In 2017, China's textile and apparel exports reached $110 billion and $158.4 billion respectively, but its share in global textile and apparel exports went down to 37.1 per cent and 34.9 per cent respectively. In the same year, China, the European Union (EU), and India were the top three textile exporters followed by The United States, accounting for 70 per cent of global textile exports. The growth rates of China and India were 5 per cent and 5.8 per cent respectively.

The United States is not a prominent region for the textile and apparel industry's global supply chain, which is concentrated in Asia and Europe. US companies cannot afford locating suppliers or building factories in the United States, as it would be very expensive and not feasible and scalable.
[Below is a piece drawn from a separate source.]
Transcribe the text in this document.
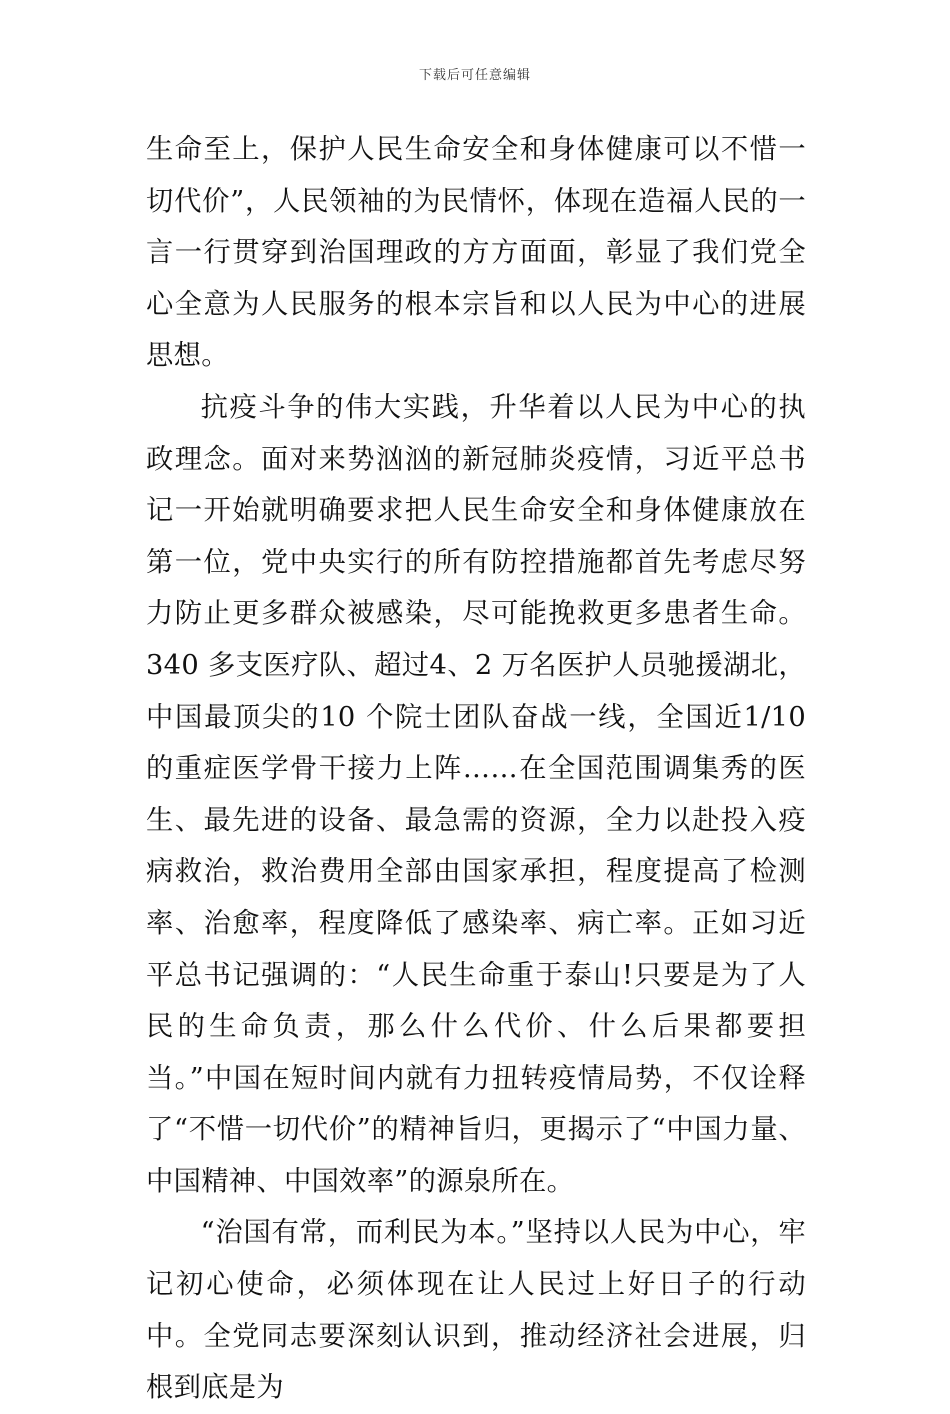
下载后可任意编辑

生命至上，保护人民生命安全和身体健康可以不惜一切代价”，人民领袖的为民情怀，体现在造福人民的一言一行贯穿到治国理政的方方面面，彰显了我们党全心全意为人民服务的根本宗旨和以人民为中心的进展思想。

抗疫斗争的伟大实践，升华着以人民为中心的执政理念。面对来势汹汹的新冠肺炎疫情，习近平总书记一开始就明确要求把人民生命安全和身体健康放在第一位，党中央实行的所有防控措施都首先考虑尽努力防止更多群众被感染，尽可能挽救更多患者生命。340 多支医疗队、超过4、2 万名医护人员驰援湖北，中国最顶尖的10 个院士团队奋战一线，全国近1/10 的重症医学骨干接力上阵……在全国范围调集秀的医生、最先进的设备、最急需的资源，全力以赴投入疫病救治，救治费用全部由国家承担，程度提高了检测率、治愈率，程度降低了感染率、病亡率。正如习近平总书记强调的：“人民生命重于泰山!只要是为了人民的生命负责，那么什么代价、什么后果都要担当。”中国在短时间内就有力扭转疫情局势，不仅诠释了“不惜一切代价”的精神旨归，更揭示了“中国力量、中国精神、中国效率”的源泉所在。

“治国有常，而利民为本。”坚持以人民为中心，牢记初心使命，必须体现在让人民过上好日子的行动中。全党同志要深刻认识到，推动经济社会进展，归根到底是为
Like China, India is also one of the topmost countries in the world that contributes significantly to the global textile industry. India's textile exports for fiscal 2017-18 stood at $36.6 billion, accounting for 15 per cent of the country's export earnings. India is the largest producer of cotton in the world and second largest exporter after China.

But the scenario is changing. Chinese and Indian textile manufacturers are now moving their production facilities outside the country due to lower tariffs  and wages and other cost benefits in the emerging economies of Africa and South East Asia.

Moving Chinese textile factories to Bangladesh

Bangladesh was the first country where Chinese garment manufacturers had set up factories under joint ventures as the former is a competitive destination to relocate plants owing to the rising production cost in China. Chinese textile producers have also targeted Vietnam and Cambodia for investments in textile industries.

Bangladesh is attractive because there is a lack of skilled workforce and higher production costs in China and lower labour costs and mature management in Bangladesh. Its trade arrangements with the European Union (EU) and the United States are also attractive. Manufacturers are interested in investing in fabrics, garment, printing and dyeing facilities in the country, but it is yet to allow foreign investment in basic apparel manufacturing. Its textile and clothing exports have been showing consistent growth.